Axpo Super League

YB will Luzerns Ungeschlagenheit beenden

Murat Yakin tritt heute mit Luzern in Bern an

Murat Yakin tritt heute mit Luzern in Bern an

Heute Sonntag stehen in der Axpo Super League zwei Partien im Brennpunkt. An der Spitze kommt es zum Duell YB - Luzern. Derweil versuchen sich GC und der FCZ im Derby aus der Krise zu arbeiten.

Zehn Runden gespielt und noch immer ungeschlagen: Der Lauf von Leader Luzern ist beeindruckend und erheischt Respekt. Der FCL reihte zuletzt fünf Vollerfolge in der Meisterschaft aneinander. Der Reihe nach mussten Titelverteidiger Basel (1:3), die Grasshoppers (0:1), der FC Zürich (1:3), Servette (0:2) und Verfolger Sion (0:2) die Stärken des Teams von Murat Yakin akzeptieren.

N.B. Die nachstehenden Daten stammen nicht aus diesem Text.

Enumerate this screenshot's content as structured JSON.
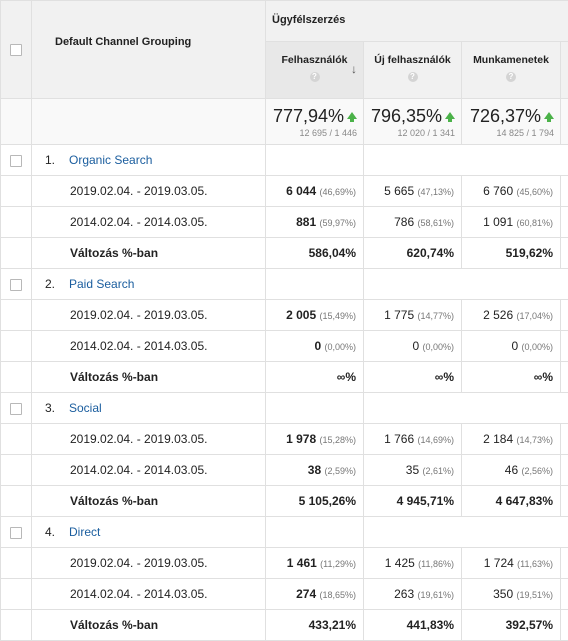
{
  "header": {
    "dimension_label": "Default Channel Grouping",
    "group_label": "Ügyfélszerzés",
    "columns": [
      {
        "label": "Felhasználók",
        "help": "?"
      },
      {
        "label": "Új felhasználók",
        "help": "?"
      },
      {
        "label": "Munkamenetek",
        "help": "?"
      }
    ]
  },
  "totals": [
    {
      "value": "777,94%",
      "sub": "12 695 / 1 446"
    },
    {
      "value": "796,35%",
      "sub": "12 020 / 1 341"
    },
    {
      "value": "726,37%",
      "sub": "14 825 / 1 794"
    }
  ],
  "groups": [
    {
      "num": "1.",
      "name": "Organic Search",
      "rows": [
        {
          "label": "2019.02.04. - 2019.03.05.",
          "c1": "6 044",
          "c1p": "(46,69%)",
          "c2": "5 665",
          "c2p": "(47,13%)",
          "c3": "6 760",
          "c3p": "(45,60%)"
        },
        {
          "label": "2014.02.04. - 2014.03.05.",
          "c1": "881",
          "c1p": "(59,97%)",
          "c2": "786",
          "c2p": "(58,61%)",
          "c3": "1 091",
          "c3p": "(60,81%)"
        }
      ],
      "change": {
        "label": "Változás %-ban",
        "c1": "586,04%",
        "c2": "620,74%",
        "c3": "519,62%"
      }
    },
    {
      "num": "2.",
      "name": "Paid Search",
      "rows": [
        {
          "label": "2019.02.04. - 2019.03.05.",
          "c1": "2 005",
          "c1p": "(15,49%)",
          "c2": "1 775",
          "c2p": "(14,77%)",
          "c3": "2 526",
          "c3p": "(17,04%)"
        },
        {
          "label": "2014.02.04. - 2014.03.05.",
          "c1": "0",
          "c1p": "(0,00%)",
          "c2": "0",
          "c2p": "(0,00%)",
          "c3": "0",
          "c3p": "(0,00%)"
        }
      ],
      "change": {
        "label": "Változás %-ban",
        "c1": "∞%",
        "c2": "∞%",
        "c3": "∞%"
      }
    },
    {
      "num": "3.",
      "name": "Social",
      "rows": [
        {
          "label": "2019.02.04. - 2019.03.05.",
          "c1": "1 978",
          "c1p": "(15,28%)",
          "c2": "1 766",
          "c2p": "(14,69%)",
          "c3": "2 184",
          "c3p": "(14,73%)"
        },
        {
          "label": "2014.02.04. - 2014.03.05.",
          "c1": "38",
          "c1p": "(2,59%)",
          "c2": "35",
          "c2p": "(2,61%)",
          "c3": "46",
          "c3p": "(2,56%)"
        }
      ],
      "change": {
        "label": "Változás %-ban",
        "c1": "5 105,26%",
        "c2": "4 945,71%",
        "c3": "4 647,83%"
      }
    },
    {
      "num": "4.",
      "name": "Direct",
      "rows": [
        {
          "label": "2019.02.04. - 2019.03.05.",
          "c1": "1 461",
          "c1p": "(11,29%)",
          "c2": "1 425",
          "c2p": "(11,86%)",
          "c3": "1 724",
          "c3p": "(11,63%)"
        },
        {
          "label": "2014.02.04. - 2014.03.05.",
          "c1": "274",
          "c1p": "(18,65%)",
          "c2": "263",
          "c2p": "(19,61%)",
          "c3": "350",
          "c3p": "(19,51%)"
        }
      ],
      "change": {
        "label": "Változás %-ban",
        "c1": "433,21%",
        "c2": "441,83%",
        "c3": "392,57%"
      }
    }
  ],
  "colors": {
    "link": "#1a5d9e",
    "up_arrow": "#4bb249",
    "header_bg": "#f1f1f1"
  }
}
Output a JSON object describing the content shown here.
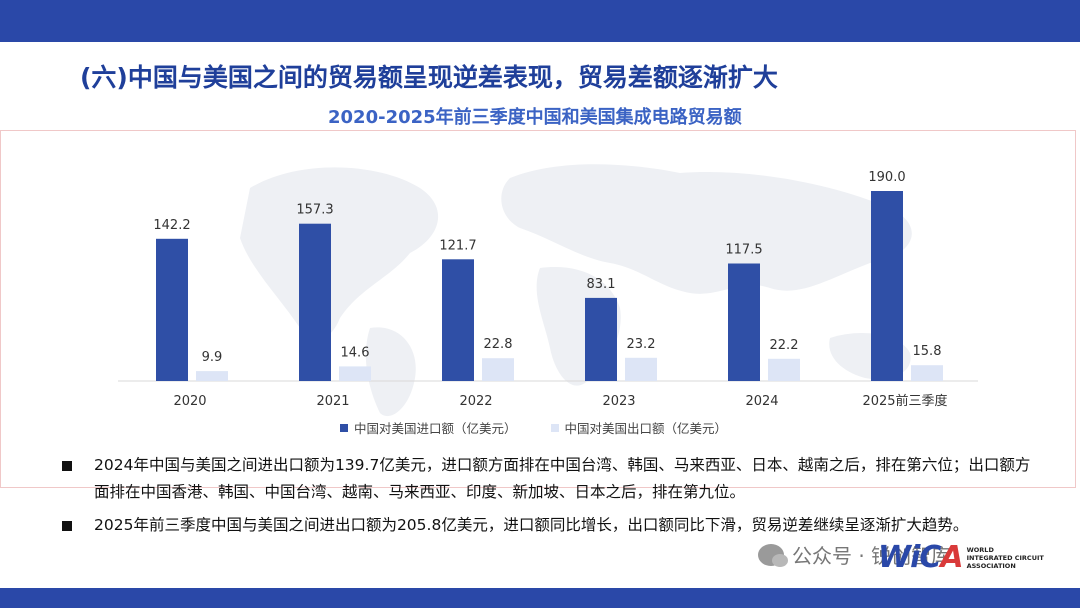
{
  "slide_title": "(六)中国与美国之间的贸易额呈现逆差表现，贸易差额逐渐扩大",
  "chart_data": {
    "type": "bar",
    "title": "2020-2025年前三季度中国和美国集成电路贸易额",
    "categories": [
      "2020",
      "2021",
      "2022",
      "2023",
      "2024",
      "2025前三季度"
    ],
    "series": [
      {
        "name": "中国对美国进口额（亿美元）",
        "color": "#2f4fa6",
        "values": [
          142.2,
          157.3,
          121.7,
          83.1,
          117.5,
          190.0
        ]
      },
      {
        "name": "中国对美国出口额（亿美元）",
        "color": "#dde5f6",
        "values": [
          9.9,
          14.6,
          22.8,
          23.2,
          22.2,
          15.8
        ]
      }
    ],
    "value_labels": [
      [
        "142.2",
        "157.3",
        "121.7",
        "83.1",
        "117.5",
        "190.0"
      ],
      [
        "9.9",
        "14.6",
        "22.8",
        "23.2",
        "22.2",
        "15.8"
      ]
    ],
    "ylim": [
      0,
      200
    ],
    "grid": false,
    "legend_position": "bottom"
  },
  "bullets": [
    "2024年中国与美国之间进出口额为139.7亿美元，进口额方面排在中国台湾、韩国、马来西亚、日本、越南之后，排在第六位；出口额方面排在中国香港、韩国、中国台湾、越南、马来西亚、印度、新加坡、日本之后，排在第九位。",
    "2025年前三季度中国与美国之间进出口额为205.8亿美元，进口额同比增长，出口额同比下滑，贸易逆差继续呈逐渐扩大趋势。"
  ],
  "watermark": {
    "text": "公众号 · 锐创智库",
    "icon": "wechat-icon"
  },
  "logo": {
    "word_main": "WiC",
    "word_accent": "A",
    "subtitle": [
      "WORLD",
      "INTEGRATED CIRCUIT",
      "ASSOCIATION"
    ]
  }
}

Mit Ausnahme von GC und Aufsteiger Servette alles Konkurrenten, die zu den Titelanwärtern gehören. Anstelle der Walliser, die nach dem unglücklichen 0:2 in Luzern auf Platz 3 abrutschten, rückten letzten Sonntag die Young Boys an die Position des ersten Verfolgers und Herausforderers der Luzerner. Die Berner haben sich fest vorgenommen, das erste Team zu sein, welches den FCL bezwingt. Muss es auch, sonst droht der Abstand auf die Innerschweizer auf neun Punkte anzuwachsen.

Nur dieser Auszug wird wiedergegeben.